Birmanie - Kalaw - 12-02-13
ROMANTISME CHEZ LES BONZES
Apres du bus, de l avion, du tuk tuk et sans oublier un arrêt coupe de cheveux pour Nico a 50 centimes d euros dans les rues de Yangon, nous débarquons avec grand plaisir dans la fraîcheur de Kalaw. Cette petite bourgade, situee à 1000 m d altitude au centre du pays et au milieu des montagnes et des forêts de pins, est très réputée pour son marche local ou ethnies des alentours viennent s y approvisionner.

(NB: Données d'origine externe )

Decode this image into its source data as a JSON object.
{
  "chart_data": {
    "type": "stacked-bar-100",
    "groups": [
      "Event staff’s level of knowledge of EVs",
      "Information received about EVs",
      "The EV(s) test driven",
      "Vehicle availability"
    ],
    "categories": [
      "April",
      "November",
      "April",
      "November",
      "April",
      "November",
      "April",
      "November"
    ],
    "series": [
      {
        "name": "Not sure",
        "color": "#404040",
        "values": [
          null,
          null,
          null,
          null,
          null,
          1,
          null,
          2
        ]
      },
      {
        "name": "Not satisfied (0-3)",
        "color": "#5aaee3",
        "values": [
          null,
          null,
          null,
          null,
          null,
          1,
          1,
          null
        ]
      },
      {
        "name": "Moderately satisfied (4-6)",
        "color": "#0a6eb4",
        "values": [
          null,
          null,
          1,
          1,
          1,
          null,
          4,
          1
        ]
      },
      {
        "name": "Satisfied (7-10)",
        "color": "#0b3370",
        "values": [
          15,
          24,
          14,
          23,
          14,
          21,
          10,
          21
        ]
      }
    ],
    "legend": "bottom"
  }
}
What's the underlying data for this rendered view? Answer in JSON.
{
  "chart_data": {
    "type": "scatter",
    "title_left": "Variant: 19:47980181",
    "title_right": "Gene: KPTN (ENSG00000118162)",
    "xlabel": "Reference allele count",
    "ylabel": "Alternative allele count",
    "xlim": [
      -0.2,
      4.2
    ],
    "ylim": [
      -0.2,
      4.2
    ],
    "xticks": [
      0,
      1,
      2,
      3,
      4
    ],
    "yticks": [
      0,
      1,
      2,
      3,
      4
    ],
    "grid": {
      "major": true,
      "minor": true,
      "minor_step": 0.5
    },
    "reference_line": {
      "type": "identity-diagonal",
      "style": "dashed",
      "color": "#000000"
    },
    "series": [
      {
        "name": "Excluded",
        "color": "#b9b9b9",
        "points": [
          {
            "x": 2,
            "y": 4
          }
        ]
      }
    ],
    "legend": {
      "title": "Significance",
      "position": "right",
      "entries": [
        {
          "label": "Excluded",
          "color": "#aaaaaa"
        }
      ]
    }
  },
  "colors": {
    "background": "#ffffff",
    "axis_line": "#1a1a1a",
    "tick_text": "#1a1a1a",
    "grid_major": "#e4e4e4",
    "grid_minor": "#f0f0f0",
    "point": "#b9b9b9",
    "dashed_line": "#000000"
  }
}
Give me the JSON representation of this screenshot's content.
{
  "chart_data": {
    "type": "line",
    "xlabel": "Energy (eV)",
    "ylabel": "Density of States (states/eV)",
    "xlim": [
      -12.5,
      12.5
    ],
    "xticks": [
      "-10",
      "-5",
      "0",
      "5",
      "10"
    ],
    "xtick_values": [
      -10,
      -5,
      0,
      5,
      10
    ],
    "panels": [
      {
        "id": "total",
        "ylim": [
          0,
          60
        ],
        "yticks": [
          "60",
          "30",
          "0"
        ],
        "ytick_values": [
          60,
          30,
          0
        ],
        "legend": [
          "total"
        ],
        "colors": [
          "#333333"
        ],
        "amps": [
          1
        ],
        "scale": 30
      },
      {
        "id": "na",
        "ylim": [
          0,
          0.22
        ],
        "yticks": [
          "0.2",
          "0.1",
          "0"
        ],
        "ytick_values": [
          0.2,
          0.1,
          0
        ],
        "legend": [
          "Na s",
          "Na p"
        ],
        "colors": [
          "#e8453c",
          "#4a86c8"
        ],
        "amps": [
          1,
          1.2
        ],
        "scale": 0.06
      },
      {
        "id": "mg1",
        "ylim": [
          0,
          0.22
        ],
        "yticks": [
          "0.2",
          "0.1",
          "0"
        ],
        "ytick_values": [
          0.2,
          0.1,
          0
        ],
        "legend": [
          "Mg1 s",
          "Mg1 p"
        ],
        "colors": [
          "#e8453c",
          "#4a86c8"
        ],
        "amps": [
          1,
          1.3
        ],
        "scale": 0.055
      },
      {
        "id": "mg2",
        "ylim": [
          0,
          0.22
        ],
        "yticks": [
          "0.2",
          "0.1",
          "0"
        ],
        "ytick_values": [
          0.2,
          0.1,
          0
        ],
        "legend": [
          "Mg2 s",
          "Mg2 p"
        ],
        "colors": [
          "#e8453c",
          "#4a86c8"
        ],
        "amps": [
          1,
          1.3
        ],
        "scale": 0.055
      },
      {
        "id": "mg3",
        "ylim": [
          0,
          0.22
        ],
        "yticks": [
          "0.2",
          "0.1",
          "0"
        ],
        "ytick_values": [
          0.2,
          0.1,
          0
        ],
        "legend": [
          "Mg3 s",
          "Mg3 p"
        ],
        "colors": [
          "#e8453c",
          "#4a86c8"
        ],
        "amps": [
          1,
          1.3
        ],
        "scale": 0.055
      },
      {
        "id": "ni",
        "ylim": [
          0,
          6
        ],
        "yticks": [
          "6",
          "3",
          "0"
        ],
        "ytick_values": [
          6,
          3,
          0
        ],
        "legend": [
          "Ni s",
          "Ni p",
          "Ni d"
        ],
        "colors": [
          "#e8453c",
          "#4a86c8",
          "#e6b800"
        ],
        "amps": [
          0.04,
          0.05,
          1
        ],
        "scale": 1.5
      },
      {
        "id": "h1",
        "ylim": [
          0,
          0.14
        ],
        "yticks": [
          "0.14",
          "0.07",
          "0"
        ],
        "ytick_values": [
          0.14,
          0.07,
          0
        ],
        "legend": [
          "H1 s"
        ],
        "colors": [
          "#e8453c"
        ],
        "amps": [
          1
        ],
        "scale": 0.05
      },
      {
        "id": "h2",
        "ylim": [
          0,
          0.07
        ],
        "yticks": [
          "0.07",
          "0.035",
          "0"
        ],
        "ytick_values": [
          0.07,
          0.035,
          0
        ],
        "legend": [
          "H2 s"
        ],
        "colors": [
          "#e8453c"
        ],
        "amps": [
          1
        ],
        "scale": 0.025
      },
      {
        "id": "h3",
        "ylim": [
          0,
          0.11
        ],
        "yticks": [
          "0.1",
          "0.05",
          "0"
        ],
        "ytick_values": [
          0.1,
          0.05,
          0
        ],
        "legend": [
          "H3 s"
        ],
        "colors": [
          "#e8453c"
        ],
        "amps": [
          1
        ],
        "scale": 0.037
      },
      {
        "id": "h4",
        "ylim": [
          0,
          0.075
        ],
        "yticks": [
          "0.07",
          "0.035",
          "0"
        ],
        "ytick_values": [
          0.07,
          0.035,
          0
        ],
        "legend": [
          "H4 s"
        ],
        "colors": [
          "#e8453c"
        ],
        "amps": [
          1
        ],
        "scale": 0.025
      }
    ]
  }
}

Etant donne que l on n a pas encore atteint le niveau d overdose bouddhique, on se lance dans la découverte d une énième cave à Pindaya : la grotte aux 9000 bouddhas. Ici, dans une vaste salle labyrinthique creusée dans la montagne, s entassent des milliers de statues toujours autant dorées. Pour tous les goûts, toutes les tailles et l on peut même en acheter une, ou plus exactement la payer pour qu elle soit entretenue et régulièrement recouverte de feuilles d or. En échange, le privilège d avoir son nom grave à ses pieds et sûrement le moyen de récupérer des points positifs pour son kharma. Étrangement, les allemands en semblent friands. En tous cas , on frôle la bouddhemie .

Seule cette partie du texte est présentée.